Three quarters of Tories back Sir Keir Starmer’s plan to freeze energy bills as pressure mounts on Rishi Sunak and Liz Truss to come up with a clear strategy to address the “national emergency” for Brits.
Labour is due to set out a £29bn plan later today, which will freeze the energy price cap, with Starmer stating that he “wouldn’t let people pay a penny more” on gas and electricity bills this coming winter.
“Britain’s cost of living crisis is getting worse, leaving people scared about how they’ll get through the winter,” Starmer said yesterday. “This is a national emergency.
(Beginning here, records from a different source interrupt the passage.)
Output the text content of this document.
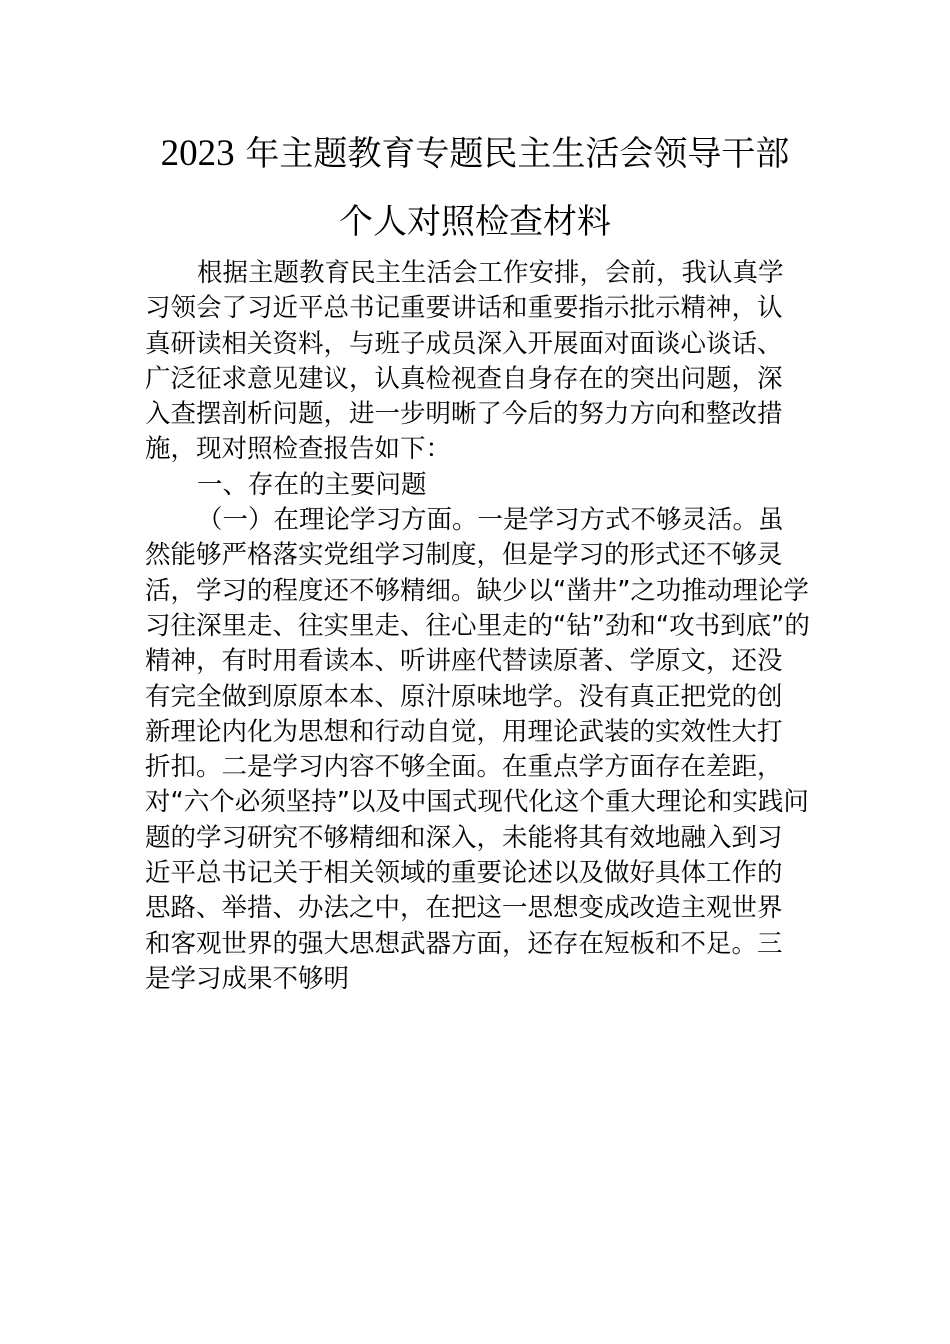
2023 年主题教育专题民主生活会领导干部
个人对照检查材料
根据主题教育民主生活会工作安排，会前，我认真学
习领会了习近平总书记重要讲话和重要指示批示精神，认
真研读相关资料，与班子成员深入开展面对面谈心谈话、
广泛征求意见建议，认真检视查自身存在的突出问题，深
入查摆剖析问题，进一步明晰了今后的努力方向和整改措
施，现对照检查报告如下：
一、存在的主要问题
（一）在理论学习方面。一是学习方式不够灵活。虽
然能够严格落实党组学习制度，但是学习的形式还不够灵
活，学习的程度还不够精细。缺少以“凿井”之功推动理论学
习往深里走、往实里走、往心里走的“钻”劲和“攻书到底”的
精神，有时用看读本、听讲座代替读原著、学原文，还没
有完全做到原原本本、原汁原味地学。没有真正把党的创
新理论内化为思想和行动自觉，用理论武装的实效性大打
折扣。二是学习内容不够全面。在重点学方面存在差距，
对“六个必须坚持”以及中国式现代化这个重大理论和实践问
题的学习研究不够精细和深入，未能将其有效地融入到习
近平总书记关于相关领域的重要论述以及做好具体工作的
思路、举措、办法之中，在把这一思想变成改造主观世界
和客观世界的强大思想武器方面，还存在短板和不足。三
是学习成果不够明
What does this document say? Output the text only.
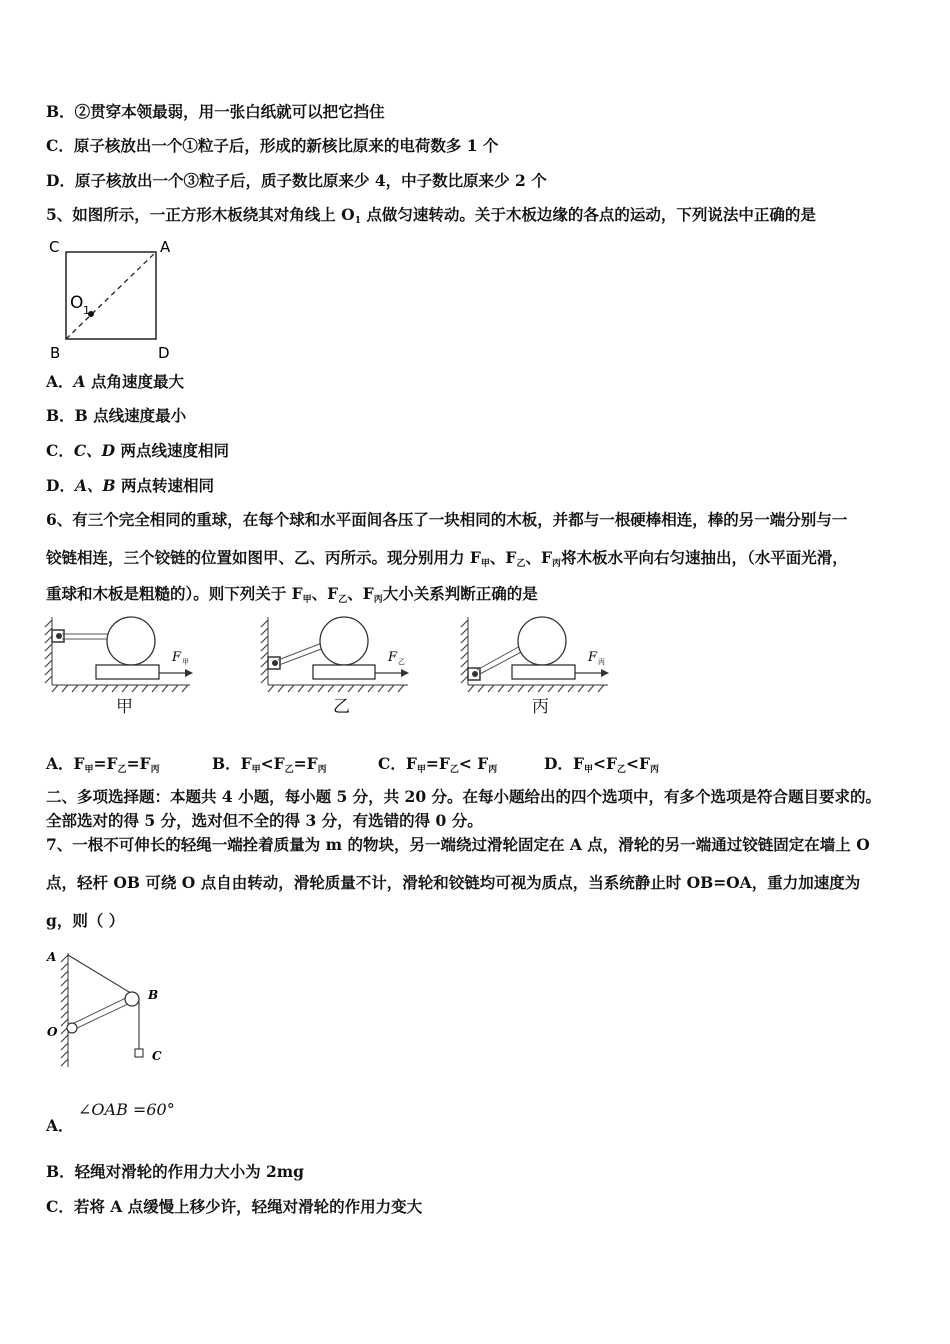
B．②贯穿本领最弱，用一张白纸就可以把它挡住
C．原子核放出一个①粒子后，形成的新核比原来的电荷数多 1 个
D．原子核放出一个③粒子后，质子数比原来少 4，中子数比原来少 2 个
5、如图所示，一正方形木板绕其对角线上 $O_1$ 点做匀速转动。关于木板边缘的各点的运动，下列说法中正确的是
C	A
B	D
O 1
A．A 点角速度最大
B．B 点线速度最小
C．C、D 两点线速度相同
D．A、B 两点转速相同
6、有三个完全相同的重球，在每个球和水平面间各压了一块相同的木板，并都与一根硬棒相连，棒的另一端分别与一
铰链相连，三个铰链的位置如图甲、乙、丙所示。现分别用力 $F_甲$、$F_乙$、$F_丙$将木板水平向右匀速抽出，（水平面光滑，
重球和木板是粗糙的）。则下列关于 $F_甲$、$F_乙$、$F_丙$大小关系判断正确的是
F 甲
甲
F 乙
乙
F 丙
丙
A．$F_甲=F_乙=F_丙$	B．$F_甲<F_乙=F_丙$	C．$F_甲=F_乙< F_丙$	D．$F_甲<F_乙<F_丙$
二、多项选择题：本题共 4 小题，每小题 5 分，共 20 分。在每小题给出的四个选项中，有多个选项是符合题目要求的。
全部选对的得 5 分，选对但不全的得 3 分，有选错的得 0 分。
7、一根不可伸长的轻绳一端拴着质量为 m 的物块，另一端绕过滑轮固定在 A 点，滑轮的另一端通过铰链固定在墙上 O
点，轻杆 OB 可绕 O 点自由转动，滑轮质量不计，滑轮和铰链均可视为质点，当系统静止时 OB=OA，重力加速度为
g，则（ ）
A
B
O
C
∠OAB =60°
A．
B．轻绳对滑轮的作用力大小为 2mg
C．若将 A 点缓慢上移少许，轻绳对滑轮的作用力变大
It needs strong leadership and urgent action.”
These historic proposals to intervene in the energy sector come amid an anticipated rise in energy bills to at least £3,500 per year this October, with a peak as high as £5,000 per year next Spring.
Liberal Democrat leader Sir Ed Davey jibed at Starmer and tweeted yesterday: “Glad you liked my proposal to cancel the energy price rise. I also have some thoughts on electoral reform that you’re welcome to adopt”.
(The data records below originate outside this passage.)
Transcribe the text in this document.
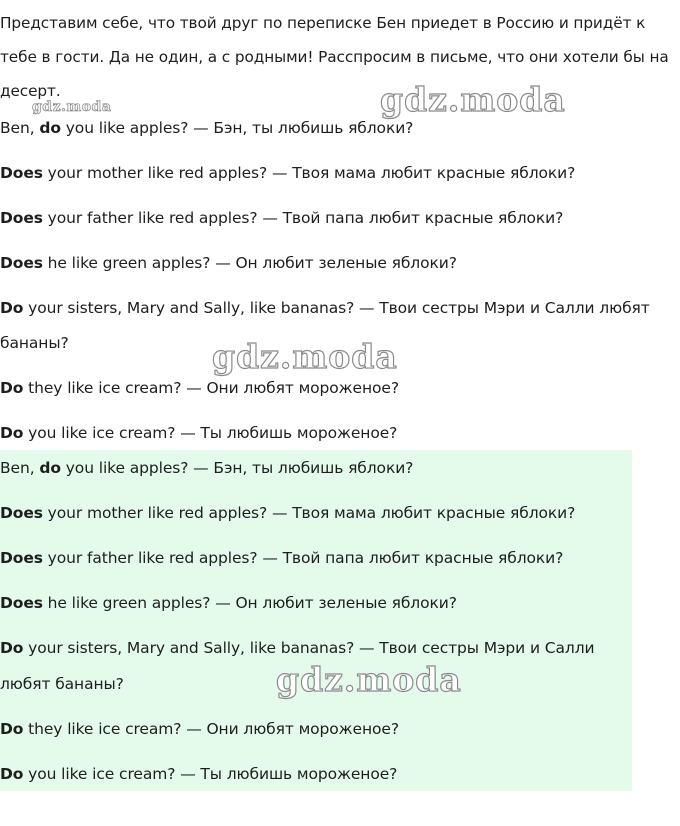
Представим себе, что твой друг по переписке Бен приедет в Россию и придёт к тебе в гости. Да не один, а с родными! Расспросим в письме, что они хотели бы на десерт.
Ben, do you like apples? — Бэн, ты любишь яблоки?
Does your mother like red apples? — Твоя мама любит красные яблоки?
Does your father like red apples? — Твой папа любит красные яблоки?
Does he like green apples? — Он любит зеленые яблоки?
Do your sisters, Mary and Sally, like bananas? — Твои сестры Мэри и Салли любят
бананы?
Do they like ice cream? — Они любят мороженое?
Do you like ice cream? — Ты любишь мороженое?
Ben, do you like apples? — Бэн, ты любишь яблоки?
Does your mother like red apples? — Твоя мама любит красные яблоки?
Does your father like red apples? — Твой папа любит красные яблоки?
Does he like green apples? — Он любит зеленые яблоки?
Do your sisters, Mary and Sally, like bananas? — Твои сестры Мэри и Салли
любят бананы?
Do they like ice cream? — Они любят мороженое?
Do you like ice cream? — Ты любишь мороженое?
gdz.moda	gdz.moda
gdz.moda
gdz.moda
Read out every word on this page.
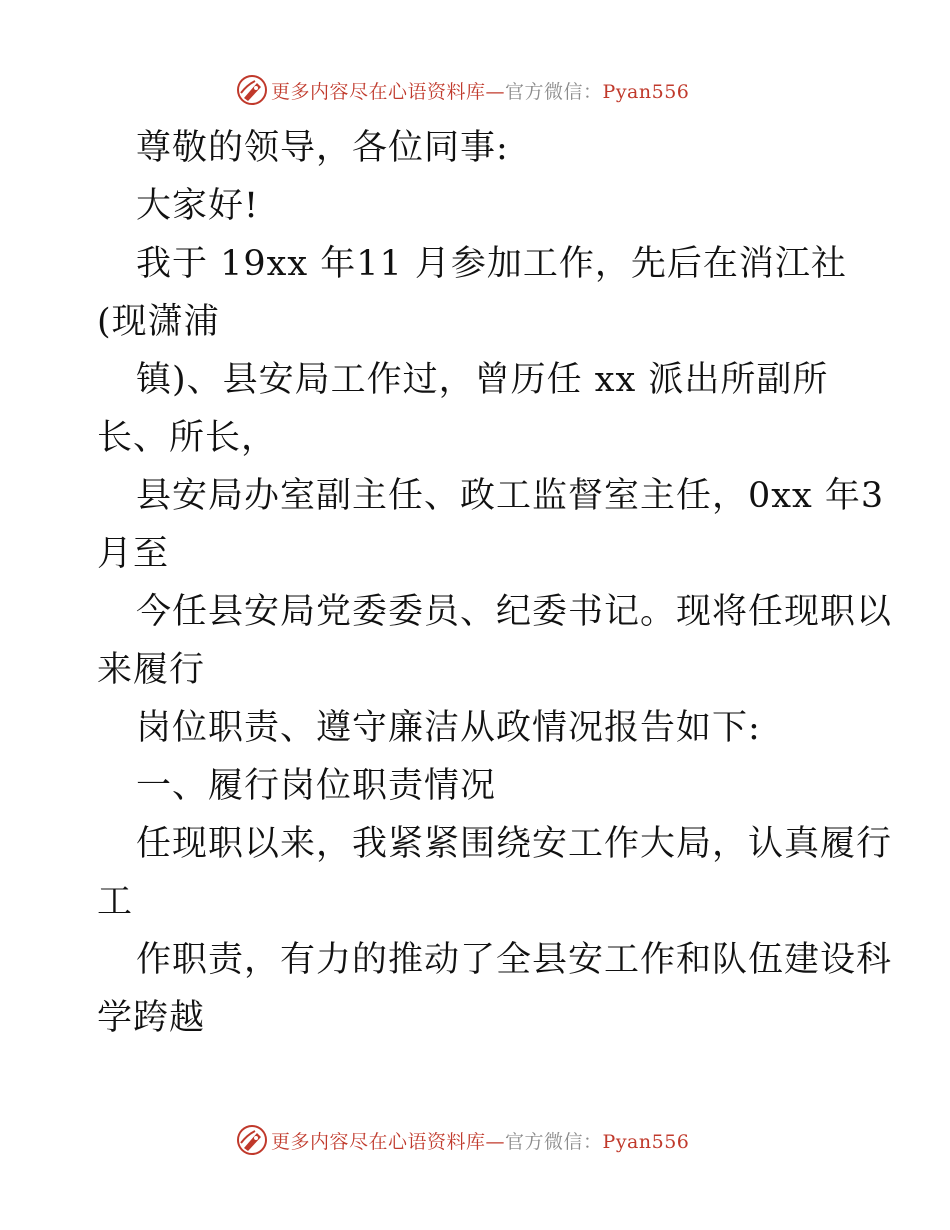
更多内容尽在心语资料库—官方微信：Pyan556
尊敬的领导，各位同事:
大家好!
我于 19xx 年11 月参加工作，先后在消江社
(现潇浦
镇)、县安局工作过，曾历任 xx 派出所副所
长、所长，
县安局办室副主任、政工监督室主任，0xx 年3
月至
今任县安局党委委员、纪委书记。现将任现职以
来履行
岗位职责、遵守廉洁从政情况报告如下:
一、履行岗位职责情况
任现职以来，我紧紧围绕安工作大局，认真履行
工
作职责，有力的推动了全县安工作和队伍建设科
学跨越
更多内容尽在心语资料库—官方微信：Pyan556
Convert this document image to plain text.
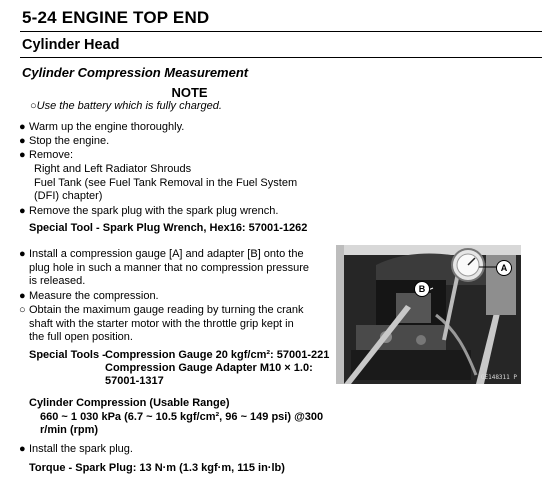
5-24 ENGINE TOP END
Cylinder Head
Cylinder Compression Measurement
NOTE
○Use the battery which is fully charged.
● Warm up the engine thoroughly.
● Stop the engine.
● Remove:
Right and Left Radiator Shrouds
Fuel Tank (see Fuel Tank Removal in the Fuel System
(DFI) chapter)
● Remove the spark plug with the spark plug wrench.
Special Tool - Spark Plug Wrench, Hex16: 57001-1262
● Install a compression gauge [A] and adapter [B] onto the
plug hole in such a manner that no compression pressure
is released.
● Measure the compression.
○ Obtain the maximum gauge reading by turning the crank
shaft with the starter motor with the throttle grip kept in
the full open position.
Special Tools - Compression Gauge 20 kgf/cm²: 57001-221
Compression Gauge Adapter M10 × 1.0:
57001-1317
Cylinder Compression (Usable Range)
660 ~ 1 030 kPa (6.7 ~ 10.5 kgf/cm², 96 ~ 149 psi) @300
r/min (rpm)
● Install the spark plug.
Torque - Spark Plug: 13 N·m (1.3 kgf·m, 115 in·lb)
A
B
GE148311 P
Tory leadership frontrunner Liz Truss has focused on removing the upcoming hike to national insurance and a moratorium on green levies to ease household costs – however, she has not ruled out further support packages this winter.
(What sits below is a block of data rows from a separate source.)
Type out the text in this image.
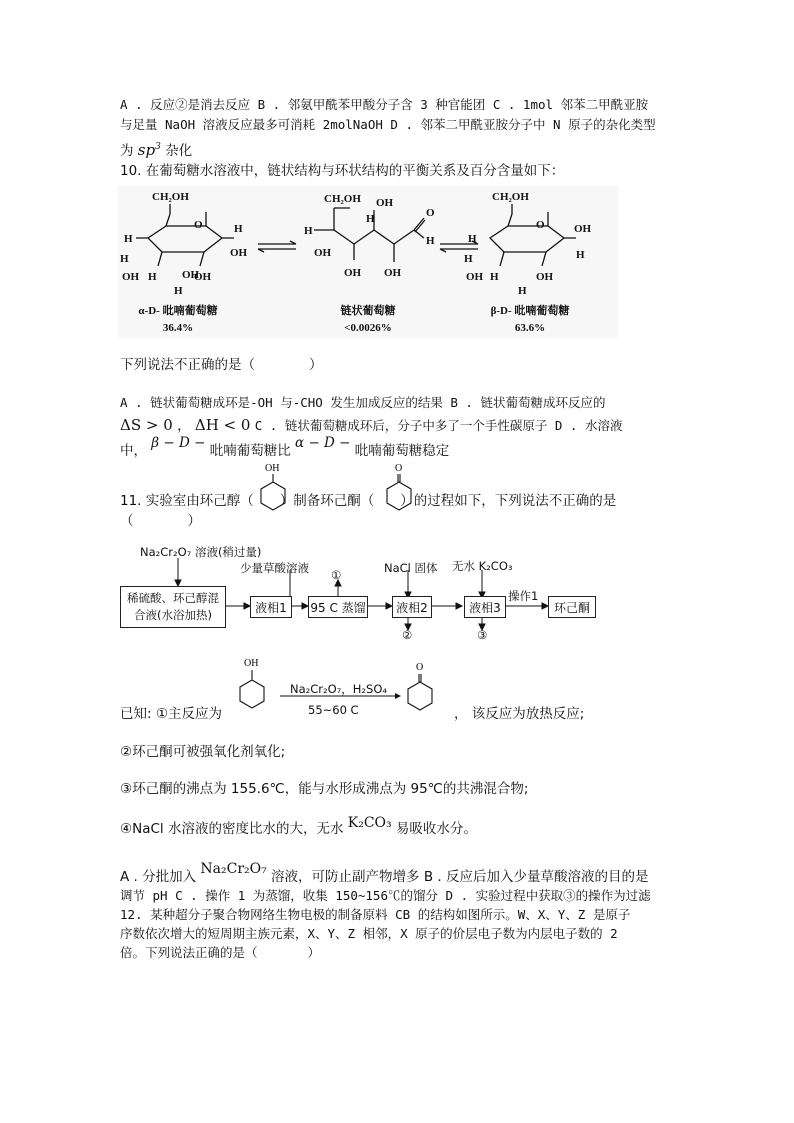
A . 反应②是消去反应 B . 邻氨甲酰苯甲酸分子含 3 种官能团 C . 1mol 邻苯二甲酰亚胺
与足量 NaOH 溶液反应最多可消耗 2molNaOH D . 邻苯二甲酰亚胺分子中 N 原子的杂化类型
为 $sp^3$ 杂化
10. 在葡萄糖水溶液中，链状结构与环状结构的平衡关系及百分含量如下：
CH₂OH
O
H
H
OH
H
OH H	OH
H
OH
CH₂OH OH
H
OH
H
OH OH
O
H
CH₂OH
O
H
OH
H
OH H	OH
H
H
α-D- 吡喃葡萄糖
36.4%
链状葡萄糖
<0.0026%
β-D- 吡喃葡萄糖
63.6%
下列说法不正确的是（　　　　）
A . 链状葡萄糖成环是-OH 与-CHO 发生加成反应的结果 B . 链状葡萄糖成环反应的
ΔS > 0 ， ΔH < 0 C . 链状葡萄糖成环后，分子中多了一个手性碳原子 D . 水溶液
中， β − D − 吡喃葡萄糖比 α − D − 吡喃葡萄糖稳定
11. 实验室由环己醇（ ）制备环己酮（ ）的过程如下，下列说法不正确的是
OH	O
（　　　　）
Na₂Cr₂O₇ 溶液(稍过量)
稀硫酸、环己醇混
合液(水浴加热)
液相1
少量草酸溶液
95 C 蒸馏
①
液相2
NaCl 固体
②
液相3
无水 K₂CO₃
③
操作1
环己酮
OH	O
Na₂Cr₂O₇，H₂SO₄
55~60 C
已知: ①主反应为	， 该反应为放热反应;
②环己酮可被强氧化剂氧化;
③环己酮的沸点为 155.6℃，能与水形成沸点为 95℃的共沸混合物;
④NaCl 水溶液的密度比水的大，无水 K₂CO₃ 易吸收水分。
A . 分批加入 Na₂Cr₂O₇ 溶液，可防止副产物增多 B . 反应后加入少量草酸溶液的目的是
调节 pH C . 操作 1 为蒸馏，收集 150~156℃的馏分 D . 实验过程中获取③的操作为过滤
12. 某种超分子聚合物网络生物电极的制备原料 CB 的结构如图所示。W、X、Y、Z 是原子
序数依次增大的短周期主族元素，X、Y、Z 相邻，X 原子的价层电子数为内层电子数的 2
倍。下列说法正确的是（　　　　）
She could also strip the planned £400 energy bills discount from “high earners”, as first reported in The Telegraph.
While Truss is developing her own plans, the Treasury is proposing an extra £400 discount for households this winter.
Separately, in a meeting at Downing Street this week, the boss of Scottish Power proposed that suppliers could cover the gap between the current rate and wholesale prices through borrowing from a “deficit fund” supported by commercial banks, according to The Sunday Times.
These sums would be repaid over the next ten to 15 years. which would be passed on to consumers via their energy bills over this period or shifted onto general taxation.
He argued this would ease the pressure on millions of Brits amid a deepening cost of living crisis.